Una profezia quella di Papa Montini? «Dobbiamo ricordare che Montini è stato anche il Papa che ha nominato le prime donne dottore della Chiesa, riconoscimento molto importante, perché significa che le donne hanno contribuito, con gli uomini, alla costruzione della tradizione cristiana. Inoltre Montini ha appoggiato il movimento dei focolari, visto con sospetto dalla curia e dalla conferenza episcopale, perché fondato da una donna e gestito da un gruppo di giovani donne», precisa Lucetta Scaraffia, nata a Torino.

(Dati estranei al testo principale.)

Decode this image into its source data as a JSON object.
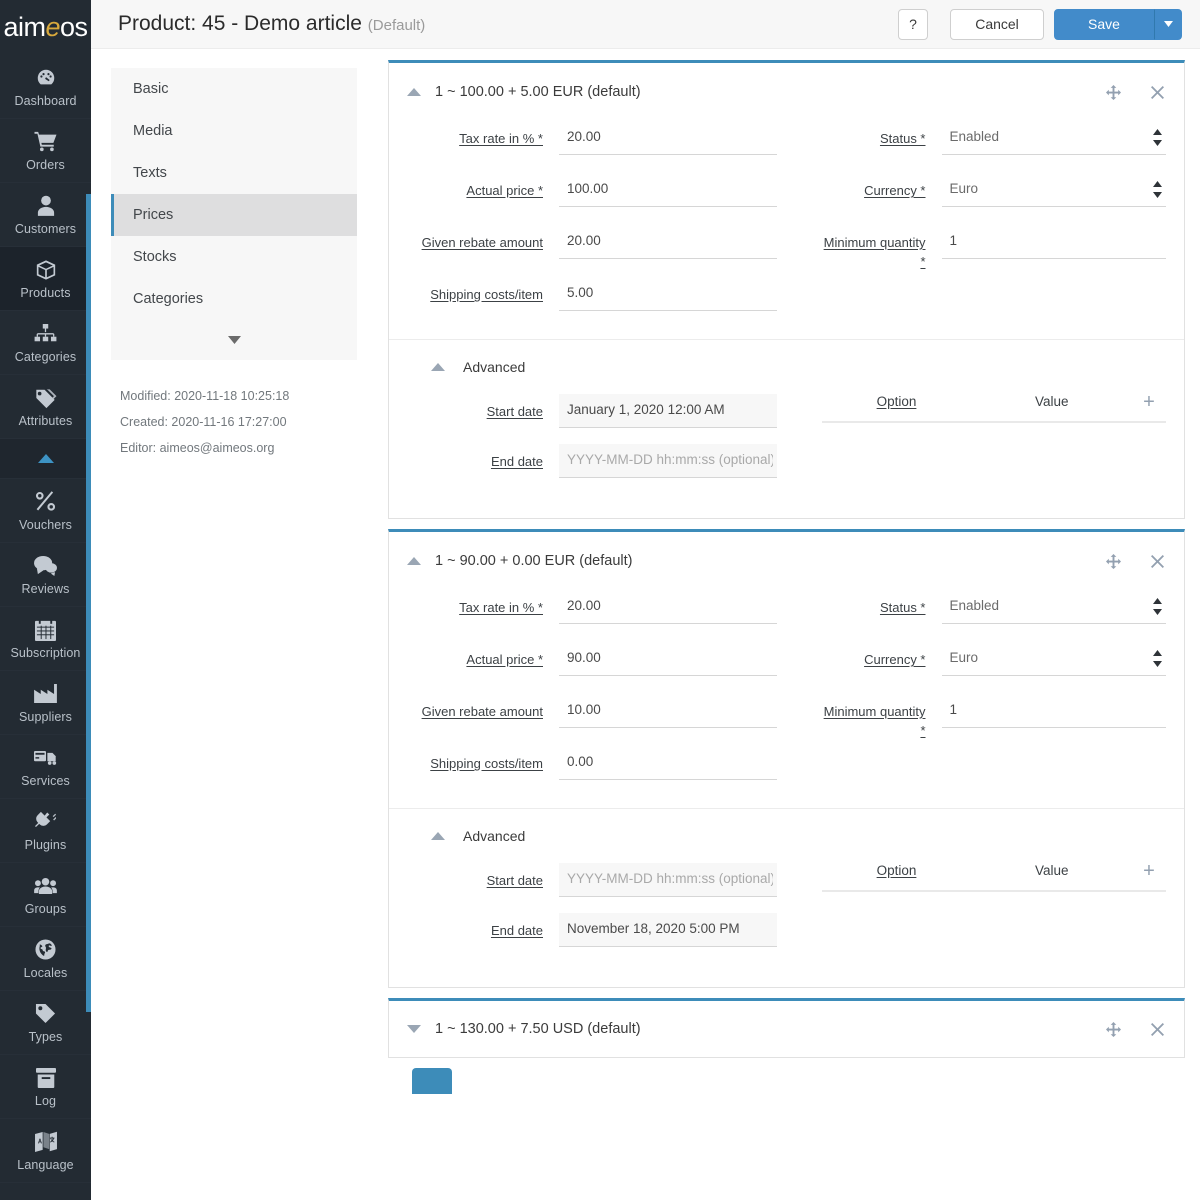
{
  "brand": {
    "name_part1": "aim",
    "name_accent": "e",
    "name_part2": "os"
  },
  "header": {
    "title": "Product: 45 - Demo article",
    "subtitle": "(Default)",
    "help_label": "?",
    "cancel_label": "Cancel",
    "save_label": "Save",
    "save_caret_icon": "caret-down-icon"
  },
  "sidebar": {
    "items": [
      {
        "label": "Dashboard",
        "icon": "dashboard-icon",
        "active": false
      },
      {
        "label": "Orders",
        "icon": "cart-icon",
        "active": false
      },
      {
        "label": "Customers",
        "icon": "user-icon",
        "active": false
      },
      {
        "label": "Products",
        "icon": "box-icon",
        "active": true
      },
      {
        "label": "Categories",
        "icon": "sitemap-icon",
        "active": false
      },
      {
        "label": "Attributes",
        "icon": "tags-icon",
        "active": false
      },
      {
        "label": "",
        "icon": "chevron-up-icon",
        "active": false,
        "toggle": true
      },
      {
        "label": "Vouchers",
        "icon": "percent-icon",
        "active": false
      },
      {
        "label": "Reviews",
        "icon": "comment-icon",
        "active": false
      },
      {
        "label": "Subscription",
        "icon": "calendar-icon",
        "active": false
      },
      {
        "label": "Suppliers",
        "icon": "factory-icon",
        "active": false
      },
      {
        "label": "Services",
        "icon": "truck-card-icon",
        "active": false
      },
      {
        "label": "Plugins",
        "icon": "plug-icon",
        "active": false
      },
      {
        "label": "Groups",
        "icon": "users-icon",
        "active": false
      },
      {
        "label": "Locales",
        "icon": "globe-icon",
        "active": false
      },
      {
        "label": "Types",
        "icon": "tag-icon",
        "active": false
      },
      {
        "label": "Log",
        "icon": "archive-icon",
        "active": false
      },
      {
        "label": "Language",
        "icon": "language-icon",
        "active": false
      }
    ]
  },
  "nav": {
    "items": [
      {
        "label": "Basic",
        "active": false
      },
      {
        "label": "Media",
        "active": false
      },
      {
        "label": "Texts",
        "active": false
      },
      {
        "label": "Prices",
        "active": true
      },
      {
        "label": "Stocks",
        "active": false
      },
      {
        "label": "Categories",
        "active": false
      }
    ],
    "more_icon": "chevron-down-icon"
  },
  "meta": {
    "modified": "Modified: 2020-11-18 10:25:18",
    "created": "Created: 2020-11-16 17:27:00",
    "editor": "Editor: aimeos@aimeos.org"
  },
  "labels": {
    "tax_rate": "Tax rate in % *",
    "actual_price": "Actual price *",
    "given_rebate": "Given rebate amount",
    "shipping_costs": "Shipping costs/item",
    "status": "Status *",
    "currency": "Currency *",
    "min_quantity": "Minimum quantity *",
    "advanced": "Advanced",
    "start_date": "Start date",
    "end_date": "End date",
    "option": "Option",
    "value": "Value",
    "add_icon": "plus-icon",
    "move_icon": "move-icon",
    "close_icon": "close-icon",
    "date_placeholder": "YYYY-MM-DD hh:mm:ss (optional)"
  },
  "panels": [
    {
      "title": "1 ~ 100.00 + 5.00 EUR (default)",
      "expanded": true,
      "chevron_icon": "chevron-up-icon",
      "tax_rate": "20.00",
      "actual_price": "100.00",
      "given_rebate": "20.00",
      "shipping_costs": "5.00",
      "status": "Enabled",
      "currency": "Euro",
      "min_quantity": "1",
      "advanced_expanded": true,
      "advanced_chevron_icon": "chevron-up-icon",
      "start_date": "January 1, 2020 12:00 AM",
      "end_date": "",
      "options": []
    },
    {
      "title": "1 ~ 90.00 + 0.00 EUR (default)",
      "expanded": true,
      "chevron_icon": "chevron-up-icon",
      "tax_rate": "20.00",
      "actual_price": "90.00",
      "given_rebate": "10.00",
      "shipping_costs": "0.00",
      "status": "Enabled",
      "currency": "Euro",
      "min_quantity": "1",
      "advanced_expanded": true,
      "advanced_chevron_icon": "chevron-up-icon",
      "start_date": "",
      "end_date": "November 18, 2020 5:00 PM",
      "options": []
    },
    {
      "title": "1 ~ 130.00 + 7.50 USD (default)",
      "expanded": false,
      "chevron_icon": "chevron-down-icon"
    }
  ],
  "footer": {
    "add_button_label": ""
  },
  "colors": {
    "accent": "#3d8cb9",
    "primary_button": "#428bca",
    "sidebar_bg": "#232b33",
    "logo_accent": "#d8a93c",
    "active_nav_bg": "#dededf"
  }
}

Alcune novità del mensile, presentato dal Segretario di Stato Piero Parolin assieme a monsignor Dario Edoardo Viganò, Prefetto per la Segreteria per la comunicazione, tiratura ventimila copie, uscita ogni due di ogni mese e rilanciato in sette lingue sul sito della Santa Sede per raggiungere un pubblico più possibile vasto, sono due rubriche curate dalle sorelle del monastero di Bose, la prima è una rubrica di meditazione sulle Sacre Scritture, la seconda rubrica è dedicata all’Arte al femminile.

È appena uscito il breve saggio “Dall’ultimo banco” (Marsilio 2016) nel quale la coordinatrice di “Donne, Chiesa, mondo” racconta la sua presenza al Sinodo dei vescovi sulla famiglia che si è svolto in Vaticano dal 4 al 25 ottobre 2015. Invitata come uditrice, «seduta proprio all’ultimo banco della grande aula del sinodo, ho potuto ascoltare e anche dire la mia, seppure io ritenga che la Chiesa possa fare molto di più per considerare e valorizzare noi donne».

“La Chiesa non può pensare il futuro, perché sono le donne che la tengono in piedi e non accettano più di servire senza essere ascoltate”, scrive l’autrice nel testo, infatti moltissimo resta ancora da fare. Un segnale di speranza viene dalle significative parole di Papa Francesco: “La Chiesa ha bisogno anche del punto di vista delle donne, affinché lo Spirito possa creare. Una Chiesa senza le donne, infatti, è come il collegio apostolico senza Maria”. Al termine del nostro dialogo Lucetta Scaraffia auspica che «il pontificato di Papa Francesco riuscirà a valorizzare e a dare più spazio alla presenza femminile, del resto Bergoglio ha molto insistito su questo punto».